Glioblastoma is a rare brain cancer. It is also the most aggressive cancer to originate in the brain. It is characterized by its rapid progression and poor response to most treatments. In most cases, the cause of glioblastoma is not known. A small number of cases evolve from another type of tumor called an astrocytoma. Risk factors for glioblastoma include genetic disorders such as Turcot syndrome and neurofibromatosis, exposure to pesticides, smoking, and a career in petroleum refining or rubber manufacture. Symptoms of glioblastoma include personality changes, headaches, memory loss, seizures, vomiting, and nausea; patients may lose consciousness in late stages. Treatment approaches include anticonvulsants, steroids, chemotherapy, radiation, and surgery. While a small number of patients can survive for several years, treatment is often ineffective, with the tumor relapsing quickly. Five year survival rate is only three percent. To learn more about glioblastoma, click here.
About Ovarian Cancer
Ovarian cancer can appear on or within the ovary. Ovarian cancer rarely causes distinctive symptoms in its early stages, so many patients are often diagnosed with advanced disease. The risk of getting ovarian cancer is connected to how long a female has ovulated during her life; females who ovulate for longer periods are at greater risk. Late menopause or early puberty are risk factors, as are not having children, fertility medication, certain genetic variants and mutations (such as BRCA mutations), and exposure to talc, herbicides, and pesticides. Some symptoms of ovarian cancer include fatigue, bloating, a feeling of fullness, loss of appetite, indigestion, abdominal swelling, and pelvic pain. Treatment can include chemo, radiation, surgery, hormone therapy, and immunotherapy. There are many different kinds of ovarian cancer. Five year survival rate is 45 percent in the US. To learn more about ovarian cancer, click here.
Why Does it Matter?
The evolution of cancer treatment has been a long and arduous process, but there have definitely been major improvements in recent years and decades. Some of the latest advances, such as immunotherapies and molecularly targeted inhibitors, have allow for major improvements in treatment response across many different cancer forms, all while reducing adverse effects and overall toxicity when compared to earlier approaches like chemotherapy.
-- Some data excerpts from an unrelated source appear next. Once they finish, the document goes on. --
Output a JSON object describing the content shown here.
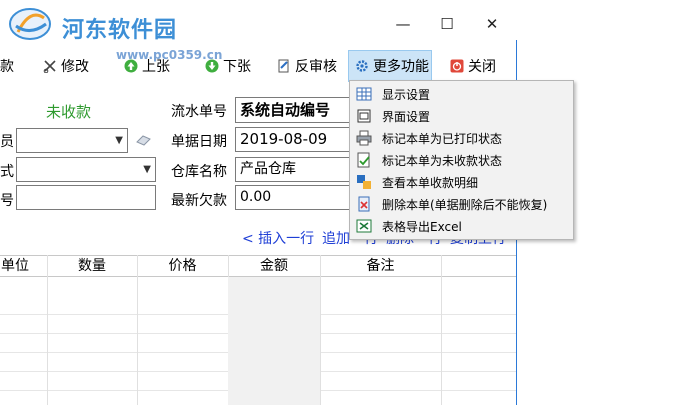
{
  "watermark": {
    "title": "河东软件园",
    "url": "www.pc0359.cn"
  },
  "window": {
    "minimize": "—",
    "maximize": "☐",
    "close": "✕"
  },
  "toolbar": {
    "partial_left": "款",
    "edit": "修改",
    "prev": "上张",
    "next": "下张",
    "unaudit": "反审核",
    "more": "更多功能",
    "close": "关闭"
  },
  "form": {
    "status": "未收款",
    "serial_label": "流水单号",
    "serial_value": "系统自动编号",
    "date_label": "单据日期",
    "date_value": "2019-08-09",
    "warehouse_label": "仓库名称",
    "warehouse_value": "产品仓库",
    "arrears_label": "最新欠款",
    "arrears_value": "0.00",
    "left_label_1": "员",
    "left_label_2": "式",
    "left_label_3": "号"
  },
  "row_actions": {
    "insert": "< 插入一行",
    "append": "追加一行",
    "delete": "删除一行",
    "copy": "复制上行"
  },
  "grid": {
    "headers": [
      "单位",
      "数量",
      "价格",
      "金额",
      "备注"
    ]
  },
  "menu": {
    "items": [
      "显示设置",
      "界面设置",
      "标记本单为已打印状态",
      "标记本单为未收款状态",
      "查看本单收款明细",
      "删除本单(单据删除后不能恢复)",
      "表格导出Excel"
    ]
  },
  "colors": {
    "link": "#1f3fd6",
    "status_green": "#2e9a2e",
    "menu_bg": "#f2f2f2"
  }
}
However, there are still some cancers that can’t be treated very effectively. In many forms, recurrence or relapse is all too common and many cancers are able to adapt and develop treatment resistance. These continued deficiencies mean that development of new approaches, such as CRISPR, is just as urgent as ever. This study has demonstrated a potential method for this technology to be used effectively in cancer, and the fact that it was able to have impacts in notoriously difficulty forms such as glioblastoma is all the more encouraging.
A major advantage that CRISPR could hold over other treatments is that it can have therapeutic benefit in just one or a handful of doses. Many cancer therapies need to be administered repeatedly for maximum impact, and returns often diminish over time as resistance appears or toxicity increases. While there is still a long way to go before a CRISPR approach would be fully developed for cancers, this study is a substantial step forward.